The National Crafts Museum collects crafts and designs made in Japan and overseas from the Meiji period to the present day. The collection emphasizes post-World War II objects when development was particularly diverse. The collection comprises more than 4,000 items (as of April 1, 2022) from all fields including ceramics, glass, lacquerware, woodwork, bamboo crafts, dyeing and weaving, dolls, metalwork, industrial design, and graphic design.
In addition to Twelve Hawks by SUZUKI Chokichi, a designated Important Cultural Property, the collection traces the historical development of modern crafts through masterpieces by Living National Treasures such as MATSUDA Gonroku and TOMIMOTO Kenkichi, who were active before and after World War II, and recent works by artists who are exploring the nature of crafts today.
The museum also collects crafts and designs from other countries including pieces by the British ceramic artist Bernard Leach, who endorsed the Mingei movement, and industrial designs by the British designer Christopher Dresser. Japanese design is represented by the graphic designer SUGIURA Hisui’s posters and magazine covers.

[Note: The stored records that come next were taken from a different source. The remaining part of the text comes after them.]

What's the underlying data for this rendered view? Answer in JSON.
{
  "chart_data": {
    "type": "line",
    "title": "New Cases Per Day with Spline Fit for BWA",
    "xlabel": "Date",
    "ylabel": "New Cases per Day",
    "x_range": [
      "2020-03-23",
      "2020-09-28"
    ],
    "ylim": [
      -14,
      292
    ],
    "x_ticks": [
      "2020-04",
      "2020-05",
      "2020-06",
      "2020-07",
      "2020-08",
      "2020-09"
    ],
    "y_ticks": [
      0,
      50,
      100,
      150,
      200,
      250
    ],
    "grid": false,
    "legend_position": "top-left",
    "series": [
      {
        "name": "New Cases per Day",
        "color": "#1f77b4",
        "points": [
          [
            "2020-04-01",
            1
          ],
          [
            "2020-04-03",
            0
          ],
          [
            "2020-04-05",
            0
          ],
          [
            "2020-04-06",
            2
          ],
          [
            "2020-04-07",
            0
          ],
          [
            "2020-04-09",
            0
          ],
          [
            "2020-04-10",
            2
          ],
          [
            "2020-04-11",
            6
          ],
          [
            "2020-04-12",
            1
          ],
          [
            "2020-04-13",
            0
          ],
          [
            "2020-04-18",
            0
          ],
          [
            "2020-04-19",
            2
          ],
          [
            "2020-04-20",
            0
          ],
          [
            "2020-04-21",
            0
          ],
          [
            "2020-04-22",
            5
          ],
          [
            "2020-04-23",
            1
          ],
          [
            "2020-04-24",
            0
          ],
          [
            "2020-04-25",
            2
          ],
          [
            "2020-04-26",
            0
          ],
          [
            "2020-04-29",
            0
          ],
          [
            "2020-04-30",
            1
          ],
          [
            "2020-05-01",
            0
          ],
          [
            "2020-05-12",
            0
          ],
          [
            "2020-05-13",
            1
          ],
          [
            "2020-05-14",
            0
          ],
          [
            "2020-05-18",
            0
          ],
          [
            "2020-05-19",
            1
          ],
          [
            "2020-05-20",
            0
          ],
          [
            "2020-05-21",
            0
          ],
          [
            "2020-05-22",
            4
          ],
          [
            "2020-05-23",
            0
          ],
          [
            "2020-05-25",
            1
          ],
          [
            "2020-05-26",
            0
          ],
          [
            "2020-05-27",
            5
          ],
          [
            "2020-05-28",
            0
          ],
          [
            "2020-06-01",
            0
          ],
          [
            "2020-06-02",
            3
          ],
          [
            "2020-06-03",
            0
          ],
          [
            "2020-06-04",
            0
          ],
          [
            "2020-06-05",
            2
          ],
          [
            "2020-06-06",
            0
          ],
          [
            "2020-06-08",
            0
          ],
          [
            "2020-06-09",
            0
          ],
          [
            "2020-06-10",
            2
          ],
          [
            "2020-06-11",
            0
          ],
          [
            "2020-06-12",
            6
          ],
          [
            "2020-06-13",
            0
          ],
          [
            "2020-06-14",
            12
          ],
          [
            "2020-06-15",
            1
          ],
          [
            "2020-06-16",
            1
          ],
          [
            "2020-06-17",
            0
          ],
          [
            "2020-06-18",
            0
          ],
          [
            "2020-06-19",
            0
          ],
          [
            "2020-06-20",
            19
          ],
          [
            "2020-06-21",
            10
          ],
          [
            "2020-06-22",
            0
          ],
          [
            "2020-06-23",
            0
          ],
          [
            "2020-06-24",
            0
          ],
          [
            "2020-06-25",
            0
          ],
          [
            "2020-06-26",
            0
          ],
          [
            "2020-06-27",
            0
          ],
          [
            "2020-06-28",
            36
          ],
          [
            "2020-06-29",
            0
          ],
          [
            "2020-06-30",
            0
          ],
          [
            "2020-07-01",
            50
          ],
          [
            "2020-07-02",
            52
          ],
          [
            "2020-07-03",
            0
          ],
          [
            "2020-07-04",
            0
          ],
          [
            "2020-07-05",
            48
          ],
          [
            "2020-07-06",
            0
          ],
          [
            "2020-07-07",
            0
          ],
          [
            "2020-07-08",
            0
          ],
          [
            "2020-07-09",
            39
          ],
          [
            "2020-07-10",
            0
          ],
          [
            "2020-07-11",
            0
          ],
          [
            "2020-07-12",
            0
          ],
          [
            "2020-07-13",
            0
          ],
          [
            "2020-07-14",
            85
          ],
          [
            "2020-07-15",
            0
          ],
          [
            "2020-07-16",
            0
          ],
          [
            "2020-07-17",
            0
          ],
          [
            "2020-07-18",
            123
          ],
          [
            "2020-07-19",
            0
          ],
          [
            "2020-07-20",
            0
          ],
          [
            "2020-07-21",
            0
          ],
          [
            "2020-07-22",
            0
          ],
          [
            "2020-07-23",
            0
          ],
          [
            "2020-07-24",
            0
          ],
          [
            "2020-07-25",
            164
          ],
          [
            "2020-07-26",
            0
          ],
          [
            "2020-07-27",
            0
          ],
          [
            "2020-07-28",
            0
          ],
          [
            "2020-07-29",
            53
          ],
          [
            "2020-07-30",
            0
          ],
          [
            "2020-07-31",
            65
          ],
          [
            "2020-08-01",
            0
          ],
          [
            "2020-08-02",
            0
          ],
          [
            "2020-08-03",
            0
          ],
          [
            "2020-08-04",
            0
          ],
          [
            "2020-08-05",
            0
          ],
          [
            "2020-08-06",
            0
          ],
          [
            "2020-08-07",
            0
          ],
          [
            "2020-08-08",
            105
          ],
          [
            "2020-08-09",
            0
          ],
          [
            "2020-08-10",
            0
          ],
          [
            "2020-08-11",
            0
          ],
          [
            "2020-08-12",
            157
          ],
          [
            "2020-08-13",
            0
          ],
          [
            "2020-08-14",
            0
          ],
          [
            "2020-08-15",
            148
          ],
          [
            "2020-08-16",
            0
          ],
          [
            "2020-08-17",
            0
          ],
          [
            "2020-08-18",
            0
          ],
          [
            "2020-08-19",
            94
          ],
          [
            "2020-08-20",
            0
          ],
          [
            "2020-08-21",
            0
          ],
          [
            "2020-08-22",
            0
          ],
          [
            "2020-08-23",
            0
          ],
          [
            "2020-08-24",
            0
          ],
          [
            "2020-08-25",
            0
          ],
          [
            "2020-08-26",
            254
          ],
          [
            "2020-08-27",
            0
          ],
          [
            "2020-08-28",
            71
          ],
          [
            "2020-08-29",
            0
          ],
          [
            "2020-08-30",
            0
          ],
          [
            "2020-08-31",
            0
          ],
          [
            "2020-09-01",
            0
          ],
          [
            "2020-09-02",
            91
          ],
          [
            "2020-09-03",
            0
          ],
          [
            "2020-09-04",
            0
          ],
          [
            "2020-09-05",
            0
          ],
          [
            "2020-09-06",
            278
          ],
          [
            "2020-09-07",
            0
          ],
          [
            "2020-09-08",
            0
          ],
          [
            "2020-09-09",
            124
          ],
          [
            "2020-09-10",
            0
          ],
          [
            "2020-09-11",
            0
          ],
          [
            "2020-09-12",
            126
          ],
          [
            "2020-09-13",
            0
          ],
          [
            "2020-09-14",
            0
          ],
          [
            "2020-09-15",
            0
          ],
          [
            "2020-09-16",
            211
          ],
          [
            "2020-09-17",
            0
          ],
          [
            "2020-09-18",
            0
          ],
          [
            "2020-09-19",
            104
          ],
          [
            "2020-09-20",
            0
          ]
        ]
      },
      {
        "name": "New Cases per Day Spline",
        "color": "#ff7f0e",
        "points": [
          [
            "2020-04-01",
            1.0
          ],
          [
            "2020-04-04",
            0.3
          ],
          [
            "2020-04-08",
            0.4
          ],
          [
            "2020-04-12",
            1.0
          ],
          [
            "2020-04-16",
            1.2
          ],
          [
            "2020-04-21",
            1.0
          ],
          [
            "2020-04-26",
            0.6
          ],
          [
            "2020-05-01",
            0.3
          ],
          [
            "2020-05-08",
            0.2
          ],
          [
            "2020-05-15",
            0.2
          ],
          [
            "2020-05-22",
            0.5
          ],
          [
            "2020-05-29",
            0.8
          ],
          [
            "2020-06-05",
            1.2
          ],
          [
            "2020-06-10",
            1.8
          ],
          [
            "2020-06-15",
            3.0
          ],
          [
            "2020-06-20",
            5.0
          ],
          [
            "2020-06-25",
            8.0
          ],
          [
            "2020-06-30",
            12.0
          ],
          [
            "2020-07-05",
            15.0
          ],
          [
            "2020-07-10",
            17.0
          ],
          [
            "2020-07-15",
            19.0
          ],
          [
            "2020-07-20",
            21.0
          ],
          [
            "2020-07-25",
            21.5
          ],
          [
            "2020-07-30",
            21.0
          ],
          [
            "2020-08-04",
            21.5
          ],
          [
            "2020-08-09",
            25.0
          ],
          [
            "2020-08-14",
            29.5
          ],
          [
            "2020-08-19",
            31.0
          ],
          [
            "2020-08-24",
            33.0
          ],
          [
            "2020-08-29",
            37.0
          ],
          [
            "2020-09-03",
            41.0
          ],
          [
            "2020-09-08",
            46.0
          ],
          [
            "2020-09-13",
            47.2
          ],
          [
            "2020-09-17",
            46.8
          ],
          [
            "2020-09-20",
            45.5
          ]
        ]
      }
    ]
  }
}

Since few museums in Japan collect a broad range of modern crafts and designs, our collection is preeminent in Japan. In addition to the collection exhibitions at the National Crafts Museum, a part of the collection is also shown at the MOMAT Collection exhibitions at the National Museum of Modern Art, Tokyo. The museum also lends works to art museums across Japan to expand the opportunities for exposure to crafts in other parts of the country.